The gauges are custom mounted in the panel in the dash directly to the left of the stereo. This won’t work for some people, but on my rig the panel was blank so it didn’t make any difference (on ’97+ XJ’s you can mount the gauges in the ashtray with a little work, FOUR WHEELER did this on one of their project rigs). I bought the kit used and the guy I bought it from had already installed the gauges and controls in the panel, so all I had to do was run the lines and installed the panel in my dash.
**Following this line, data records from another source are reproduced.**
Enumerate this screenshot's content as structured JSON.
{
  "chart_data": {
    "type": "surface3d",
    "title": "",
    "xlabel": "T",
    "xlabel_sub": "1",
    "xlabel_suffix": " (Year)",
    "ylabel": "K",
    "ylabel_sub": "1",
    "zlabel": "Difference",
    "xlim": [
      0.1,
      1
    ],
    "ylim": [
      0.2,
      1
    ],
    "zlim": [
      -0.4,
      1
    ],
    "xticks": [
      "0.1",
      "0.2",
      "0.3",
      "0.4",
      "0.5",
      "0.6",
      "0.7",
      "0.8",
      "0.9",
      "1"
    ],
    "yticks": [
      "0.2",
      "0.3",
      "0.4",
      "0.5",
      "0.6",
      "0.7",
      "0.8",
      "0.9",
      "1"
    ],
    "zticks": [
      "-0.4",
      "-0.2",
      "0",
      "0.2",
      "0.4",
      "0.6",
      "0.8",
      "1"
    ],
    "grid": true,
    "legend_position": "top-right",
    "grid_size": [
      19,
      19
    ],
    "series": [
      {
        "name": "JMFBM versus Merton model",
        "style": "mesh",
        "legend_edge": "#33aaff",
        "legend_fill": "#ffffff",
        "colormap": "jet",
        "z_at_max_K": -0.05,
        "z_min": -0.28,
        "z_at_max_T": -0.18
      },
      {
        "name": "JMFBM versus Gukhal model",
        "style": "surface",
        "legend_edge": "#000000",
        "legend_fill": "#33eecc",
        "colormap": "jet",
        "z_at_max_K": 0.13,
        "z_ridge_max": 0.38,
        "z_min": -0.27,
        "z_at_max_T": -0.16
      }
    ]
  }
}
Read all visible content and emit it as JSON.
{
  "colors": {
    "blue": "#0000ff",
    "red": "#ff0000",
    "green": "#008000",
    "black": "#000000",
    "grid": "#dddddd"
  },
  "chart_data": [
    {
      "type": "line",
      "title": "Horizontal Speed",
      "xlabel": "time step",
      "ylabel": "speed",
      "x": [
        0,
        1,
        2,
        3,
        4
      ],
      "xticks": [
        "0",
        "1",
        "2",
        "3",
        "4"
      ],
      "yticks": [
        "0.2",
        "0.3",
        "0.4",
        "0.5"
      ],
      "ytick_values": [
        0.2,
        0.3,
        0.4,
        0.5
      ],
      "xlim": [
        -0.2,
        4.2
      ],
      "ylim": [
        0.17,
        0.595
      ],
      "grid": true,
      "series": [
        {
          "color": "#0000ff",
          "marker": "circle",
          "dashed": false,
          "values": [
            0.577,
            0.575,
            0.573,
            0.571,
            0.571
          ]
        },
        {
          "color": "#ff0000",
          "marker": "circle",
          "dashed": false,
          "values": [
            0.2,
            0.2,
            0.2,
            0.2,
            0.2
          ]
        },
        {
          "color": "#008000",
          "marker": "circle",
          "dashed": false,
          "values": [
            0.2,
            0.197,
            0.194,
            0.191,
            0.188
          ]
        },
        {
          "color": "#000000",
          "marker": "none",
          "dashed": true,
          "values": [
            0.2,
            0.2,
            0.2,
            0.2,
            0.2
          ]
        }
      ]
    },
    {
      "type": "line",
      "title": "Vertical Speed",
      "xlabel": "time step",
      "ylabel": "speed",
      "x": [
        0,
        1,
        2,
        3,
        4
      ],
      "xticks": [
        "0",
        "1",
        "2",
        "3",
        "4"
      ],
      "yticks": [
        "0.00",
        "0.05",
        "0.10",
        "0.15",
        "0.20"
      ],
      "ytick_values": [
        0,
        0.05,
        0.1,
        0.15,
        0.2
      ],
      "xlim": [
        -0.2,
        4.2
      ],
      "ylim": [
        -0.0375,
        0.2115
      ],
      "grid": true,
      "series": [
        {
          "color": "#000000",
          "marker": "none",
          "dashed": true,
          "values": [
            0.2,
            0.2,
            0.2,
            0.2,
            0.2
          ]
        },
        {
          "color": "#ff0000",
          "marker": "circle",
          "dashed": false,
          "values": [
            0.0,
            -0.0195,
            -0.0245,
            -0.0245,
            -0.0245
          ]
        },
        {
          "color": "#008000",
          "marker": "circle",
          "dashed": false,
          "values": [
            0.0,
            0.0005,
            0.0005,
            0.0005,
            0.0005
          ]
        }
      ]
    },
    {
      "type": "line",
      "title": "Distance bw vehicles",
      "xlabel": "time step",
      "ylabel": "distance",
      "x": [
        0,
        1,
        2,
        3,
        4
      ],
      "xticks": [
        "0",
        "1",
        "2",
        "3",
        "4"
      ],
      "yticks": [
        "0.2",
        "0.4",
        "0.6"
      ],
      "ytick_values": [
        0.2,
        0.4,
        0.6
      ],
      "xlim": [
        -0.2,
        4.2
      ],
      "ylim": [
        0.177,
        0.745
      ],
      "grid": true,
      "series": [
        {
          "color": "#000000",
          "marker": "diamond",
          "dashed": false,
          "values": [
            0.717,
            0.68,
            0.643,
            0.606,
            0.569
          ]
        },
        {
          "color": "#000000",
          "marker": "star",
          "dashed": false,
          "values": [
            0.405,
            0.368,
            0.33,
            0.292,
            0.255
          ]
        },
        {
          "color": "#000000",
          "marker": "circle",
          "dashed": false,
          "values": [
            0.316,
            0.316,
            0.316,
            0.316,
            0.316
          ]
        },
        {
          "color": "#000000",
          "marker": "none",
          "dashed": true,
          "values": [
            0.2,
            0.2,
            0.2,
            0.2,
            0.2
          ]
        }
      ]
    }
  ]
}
The gauges are lighted and I spliced the leads into the light leads for the cigarette lighter, this ensured the gauges would light up when I turned on the vehicle lights, and as an added bonus they dim with the interior lights as well.
Installing the front shocks required the use of eye-to-stud shock adapters since the RS9116’s I used up front are eye/eye shocks instead of the regular eye/stud shocks the XJ/YJ/TJ use. The adapters from my old Rubicon Express swaybar disconnects worked great for this. Since barpins are prone to developing slop and “clunking”, I decided to use BPE’s (barpin eliminators) on all the shocks. There are few companies, like JKS, that make BPE’s, but I decide to make my own. The front BPE’s are made of 1/8″ angle-iron and a couple of washers, I would have liked to use 3/16″ but there wasn’t enought room to use metal that thick. The top adapters add 1.5″ to the overall shock length and the front BPE’s I made add another 1″. For the rear BPE’s I simply used the brackets from my rear swaybar links, they bolted right up and were a perfect fit, so if you’ve removed your rear swaybar you’ve got free BPE’s for your rear shocks. After driving around with the shocks and BPE’s installed, the BPE’s made a big difference, I’ll hacksaw the barpins out before I install another set of shocks with them.
Running the airlines was no big deal, and not very hard. There are quite a few little holes in the front fenders to choose from to run the lines down to the front shocks. To get the airlines to the rear I simply followed the factory brakelines all the way to the shocks. Just make sure you leave enough slack in the lines so that you don’t rip them out on the trail.
When I get around to it, I’m going to redo the rear lines so that the back distribution block is up by the top of the shocks, not down on the side of the frame rail as you see in the bottom right photo.